Excerpt: Creditors sue to get money back from Tribune Co. executives, managers
- Some of the 200 are former senior executives, like Dennis FitzSimons, who left the company as chairman and chief executive with tens of millions of dollars and who, as an architect of the deal, might have expected to become the focus of litigation.
- It’s another strange twist in the saga of Tribune Co.’s Chapter 11 case, which passed the two-year mark last week. Creditors are engaged in a high-stakes battle with the Chicago-based media company to win control of the reorganization process, and the Official Committee of Unsecured Creditors wants to claw back about $180 million in compensation.
- It’s routine for creditors to try to recover payments made to company insiders and suppliers before a business goes into Chapter 11. But what makes the legal claims filed in the Tribune Co. bankruptcy unusual is not just the number of targets — separate lawsuits against each of the approximately 200 current and former employees — but the amount of money at stake.

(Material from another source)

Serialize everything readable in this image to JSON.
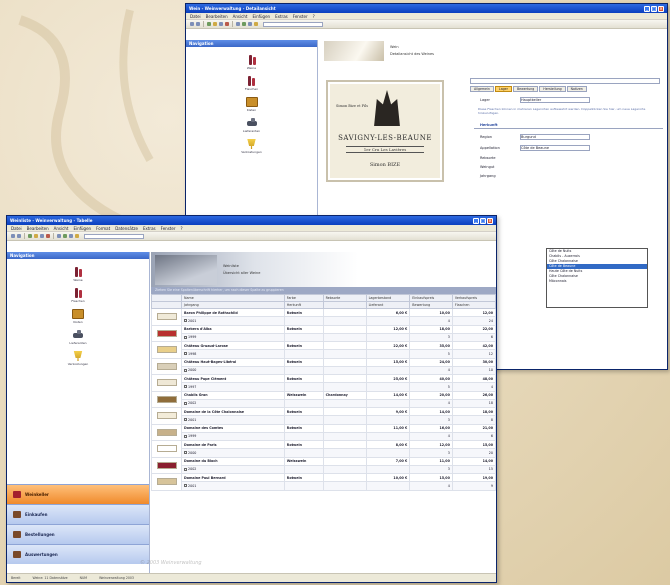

- Nine executives received more than $5 million, and 12 got more than $1 million that the creditors want back, according to a review of the complaints. FitzSimons is the biggest target; the creditors committee wants to take back $28.7 million.
- Creditors can recover payments made to satisfy pre-existing obligations to suppliers within 90 days of the bankruptcy filing because the law presumes that a company was insolvent during the three months prior to going to court. Creditors can reach back a year if the payment was made to a company insider.
- In the Tribune Co. matter, the preference claims may have additional clout. Some creditors have alleged that the 2007 leveraged buyout was a case of fraudulent conveyance, meaning it left the company insolvent from the start.